I'm supposed to be -- -Curry night.
I told them, "He won't like this.
It's curry night at The White Horse."
-It's on everything.
Look, it's on curtains, the bloody clock.
Who puts a white rug in a kitchen?
Did Siegfried move here after Roy died?
Jesus, what happened?
-A woman killed her husband.
-What with, a combine harvester?
-Stabbed him 38 times.
-Why?
To piss me off?
You only need five stabs.
Anything else is showboating.
-Oh, you'll be all right.
You've got ages.
-I'm a cleaner.
I'm not Jesus.
The naans come out at 7:00, and they go stale very quickly.
I need to be sat down by 6:30, at the latest.
-Well, there you go.
Three hours.
And I'm up there later.
I'll get Mervin to keep you a jalfrezi.
-[ Snorts ] Do you think this is a three-hour job?
I've not looked yet, but I'd be willing to bet there's blood on the ceiling.
Yep, hello.
-Oh, and also, the models need doing.
They were his pride and joy, apparently.
-Why?
He's dead.
Who's gonna care?
His wife who murdered him?
Or am I being thorough for a ghost?
-Oh, you're just grumpy 'cause you're on a promise from the tattooed MILF.
-No, I'm not.
-She'll be waiting for you no matter how late you get there.
-I'm not seeing her anymore.
-Oh, why not?
-I think it was 'cause I realized that everybody calls her the tattooed MILF, even her own mother.
-She doesn't even have that many tattoos.
-You haven't seen her back, mate.
It's all anchors and sea monsters.
It's like shagging a treasure map.
Oh, God, she's even got it on the pot plants.
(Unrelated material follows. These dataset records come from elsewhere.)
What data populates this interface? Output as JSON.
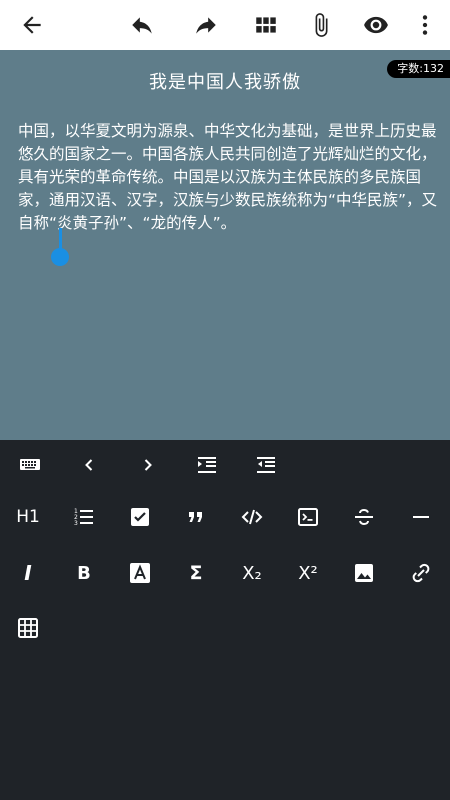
{
  "topbar": {
    "icons": [
      "back-arrow-icon",
      "undo-icon",
      "redo-icon",
      "grid-icon",
      "attachment-icon",
      "preview-eye-icon",
      "more-vert-icon"
    ]
  },
  "editor": {
    "title": "我是中国人我骄傲",
    "word_count": "字数:132",
    "content": "中国，以华夏文明为源泉、中华文化为基础，是世界上历史最悠久的国家之一。中国各族人民共同创造了光辉灿烂的文化，具有光荣的革命传统。中国是以汉族为主体民族的多民族国家，通用汉语、汉字，汉族与少数民族统称为“中华民族”，又自称“炎黄子孙”、“龙的传人”。",
    "accent": "#1a8fe3",
    "background": "#5f7d8a"
  },
  "toolbar": {
    "heading_label": "H1",
    "subscript_label": "X₂",
    "superscript_label": "X²",
    "bold_label": "B",
    "italic_label": "I",
    "sigma_label": "Σ"
  }
}
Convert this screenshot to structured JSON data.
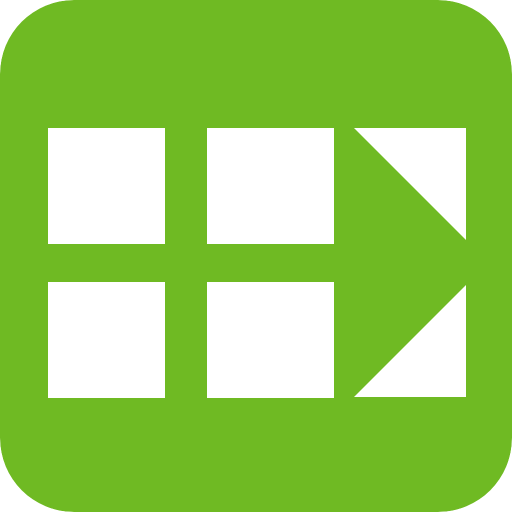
{
  "app_icon": {
    "name": "grid-arrow-app-icon",
    "icon": "grid-arrow-icon",
    "colors": {
      "background": "#6fba23",
      "foreground": "#ffffff"
    }
  }
}
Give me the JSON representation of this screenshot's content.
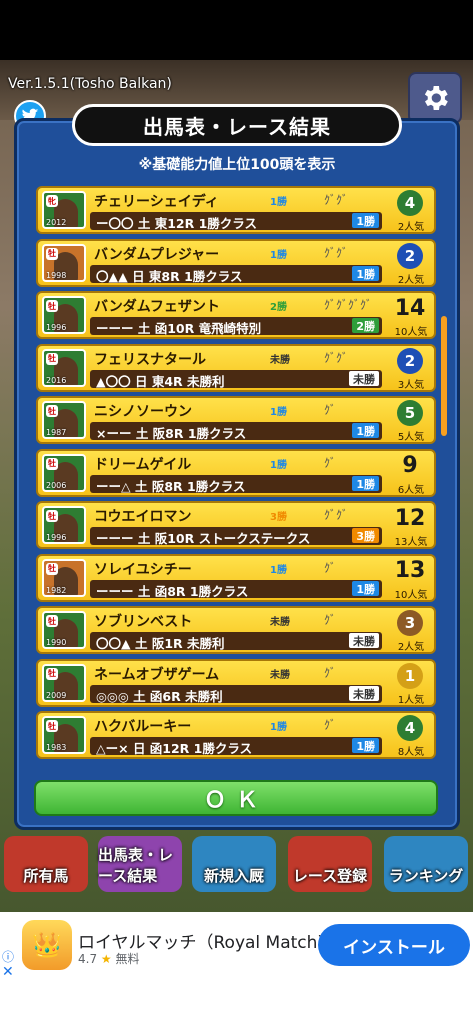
{
  "app": {
    "version": "Ver.1.5.1(Tosho Balkan)"
  },
  "dialog": {
    "title": "出馬表・レース結果",
    "subtitle": "※基礎能力値上位100頭を表示",
    "ok_label": "ＯＫ"
  },
  "horses": [
    {
      "name": "チェリーシェイディ",
      "sex": "牝",
      "year": "2012",
      "portrait": "green",
      "wins_top": "1勝",
      "wins_top_color": "#1e88e5",
      "medals": "ｸﾞｸﾞ",
      "info": "ー〇〇 土 東12R 1勝クラス",
      "wins_badge": "1勝",
      "wins_badge_bg": "#1e88e5",
      "place": "4",
      "place_style": "wreath-green",
      "popularity": "2人気"
    },
    {
      "name": "バンダムプレジャー",
      "sex": "牡",
      "year": "1998",
      "portrait": "orange",
      "wins_top": "1勝",
      "wins_top_color": "#1e88e5",
      "medals": "ｸﾞｸﾞ",
      "info": "〇▲▲ 日 東8R 1勝クラス",
      "wins_badge": "1勝",
      "wins_badge_bg": "#1e88e5",
      "place": "2",
      "place_style": "medal-blue",
      "popularity": "2人気"
    },
    {
      "name": "バンダムフェザント",
      "sex": "牡",
      "year": "1996",
      "portrait": "green",
      "wins_top": "2勝",
      "wins_top_color": "#2e9e3a",
      "medals": "ｸﾞｸﾞｸﾞｸﾞ",
      "info": "ーーー 土 函10R 竜飛崎特別",
      "wins_badge": "2勝",
      "wins_badge_bg": "#2e9e3a",
      "place": "14",
      "place_style": "plain",
      "popularity": "10人気"
    },
    {
      "name": "フェリスナタール",
      "sex": "牡",
      "year": "2016",
      "portrait": "green",
      "wins_top": "未勝",
      "wins_top_color": "#333333",
      "medals": "ｸﾞｸﾞ",
      "info": "▲〇〇 日 東4R 未勝利",
      "wins_badge": "未勝",
      "wins_badge_bg": "#ffffff",
      "place": "2",
      "place_style": "medal-blue",
      "popularity": "3人気"
    },
    {
      "name": "ニシノソーウン",
      "sex": "牡",
      "year": "1987",
      "portrait": "green",
      "wins_top": "1勝",
      "wins_top_color": "#1e88e5",
      "medals": "ｸﾞ",
      "info": "×ーー 土 阪8R 1勝クラス",
      "wins_badge": "1勝",
      "wins_badge_bg": "#1e88e5",
      "place": "5",
      "place_style": "wreath-green",
      "popularity": "5人気"
    },
    {
      "name": "ドリームゲイル",
      "sex": "牡",
      "year": "2006",
      "portrait": "green",
      "wins_top": "1勝",
      "wins_top_color": "#1e88e5",
      "medals": "ｸﾞ",
      "info": "ーー△ 土 阪8R 1勝クラス",
      "wins_badge": "1勝",
      "wins_badge_bg": "#1e88e5",
      "place": "9",
      "place_style": "plain",
      "popularity": "6人気"
    },
    {
      "name": "コウエイロマン",
      "sex": "牡",
      "year": "1996",
      "portrait": "green",
      "wins_top": "3勝",
      "wins_top_color": "#f08a00",
      "medals": "ｸﾞｸﾞ",
      "info": "ーーー 土 阪10R ストークステークス",
      "wins_badge": "3勝",
      "wins_badge_bg": "#f08a00",
      "place": "12",
      "place_style": "plain",
      "popularity": "13人気"
    },
    {
      "name": "ソレイユシチー",
      "sex": "牡",
      "year": "1982",
      "portrait": "orange",
      "wins_top": "1勝",
      "wins_top_color": "#1e88e5",
      "medals": "ｸﾞ",
      "info": "ーーー 土 函8R 1勝クラス",
      "wins_badge": "1勝",
      "wins_badge_bg": "#1e88e5",
      "place": "13",
      "place_style": "plain",
      "popularity": "10人気"
    },
    {
      "name": "ソブリンベスト",
      "sex": "牡",
      "year": "1990",
      "portrait": "green",
      "wins_top": "未勝",
      "wins_top_color": "#333333",
      "medals": "ｸﾞ",
      "info": "〇〇▲ 土 阪1R 未勝利",
      "wins_badge": "未勝",
      "wins_badge_bg": "#ffffff",
      "place": "3",
      "place_style": "medal-bronze",
      "popularity": "2人気"
    },
    {
      "name": "ネームオブザゲーム",
      "sex": "牡",
      "year": "2009",
      "portrait": "green",
      "wins_top": "未勝",
      "wins_top_color": "#333333",
      "medals": "ｸﾞ",
      "info": "◎◎◎ 土 函6R 未勝利",
      "wins_badge": "未勝",
      "wins_badge_bg": "#ffffff",
      "place": "1",
      "place_style": "trophy",
      "popularity": "1人気"
    },
    {
      "name": "ハクバルーキー",
      "sex": "牡",
      "year": "1983",
      "portrait": "green",
      "wins_top": "1勝",
      "wins_top_color": "#1e88e5",
      "medals": "ｸﾞ",
      "info": "△ー× 日 函12R 1勝クラス",
      "wins_badge": "1勝",
      "wins_badge_bg": "#1e88e5",
      "place": "4",
      "place_style": "wreath-green",
      "popularity": "8人気"
    }
  ],
  "nav": [
    {
      "label": "所有馬",
      "color": "#c0392b"
    },
    {
      "label": "出馬表・レース結果",
      "color": "#8e44ad"
    },
    {
      "label": "新規入厩",
      "color": "#2e86c1"
    },
    {
      "label": "レース登録",
      "color": "#c0392b"
    },
    {
      "label": "ランキング",
      "color": "#2e86c1"
    }
  ],
  "ad": {
    "title": "ロイヤルマッチ（Royal Match)",
    "rating": "4.7",
    "price": "無料",
    "install_label": "インストール"
  }
}
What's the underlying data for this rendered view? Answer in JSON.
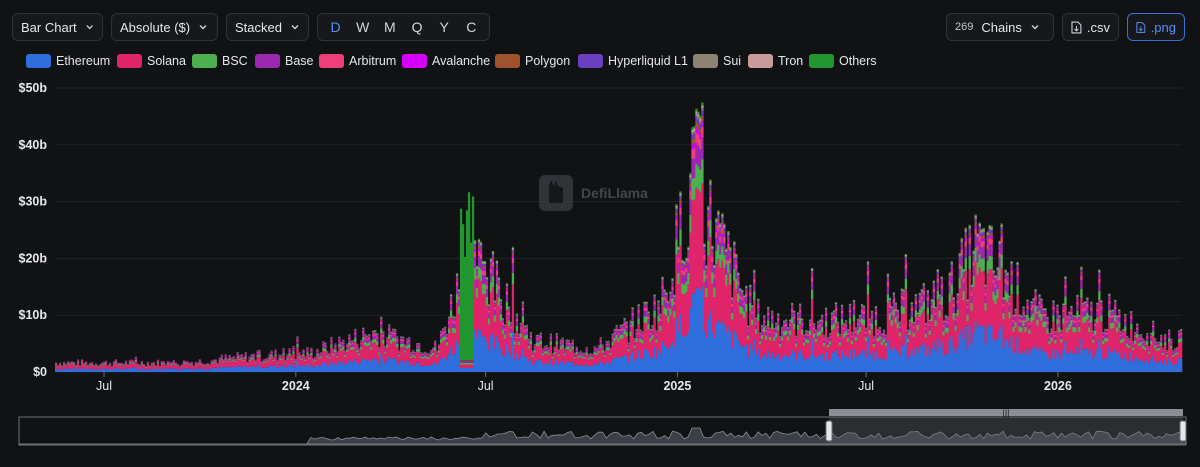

-Oh, well, good luck, Mr. Mop.
See you later hopefully.
-Right.
Right, Wicky.
Thick curry.
Just think delicious curry.
♪♪ ♪ The only one I know ♪ ♪ Has come to take me away ♪ ♪ The only one I know ♪ ♪ Is mine when she stitches me ♪ ♪♪ ♪ The only one I see ♪ ♪ Has found an aching in me ♪ ♪ The only one I see ♪ ♪ Has turned her tongue into me ♪ ♪♪ ♪ Everyone ♪ [ Squeaking ] -Hello, Mr. Policeman?
It's the friendly neighbor.
[ Muffled music playing ] -[ Grunts ] -Hello!
[ Both scream ] -Hey!
How you feeling?
-[ Sighs ] Yeah.
I'm a little shaken, but I'll live.
Honestly, you're just like my boy running around causing chaos.
[ Laughs ] -To be honest with you, I was pretty pleased I kicked that high.
-Ah, you boys and your karate.
-[ Sighs ] Well, I'd better get on.
♪♪ -Yes, dear, I'm just waiting for my letter.
-Your...?
-Well, as I say to my boy, what's an apology without a letter?
It's like a burp in the wind, huh?
[ Laughs ] -You want me to write you an apology letter?
-Well, the pie didn't kick itself out my hands now, did it, dear?
-Why not?
-Well, it came as no surprise to me that Mrs. Bellingham did this.
Never trust a woman who doesn't bake.
I used to bring a pie round every Tuesday for Mr. Bellingham, and now look.
-Not all women bake, though, do they?
-All women of my generation do.
It was drummed into us, and if she's not baking, what is she doing?
-I guess she's into other things.
-Exactly what Myra Hindley said.
So, you must be policeman.
How exciting.
-No.
I'm here to clean up, so... -You're a cleaner?
What did I tell you.
The world is upside down.
-Crime scene cleaner.
-It needs a woman's touch.
Now get me a mop, and I'll do it.
-Name a stain.
-Pardon?
-Name a stain that's impossible to get out.
-Beetroot on linen.
-Pectinase.
-What?
-It's an enzyme which breaks down pectin, a polysaccharide found in plant cell walls, used in conjunction with hydrogen peroxide and a microfiber brush.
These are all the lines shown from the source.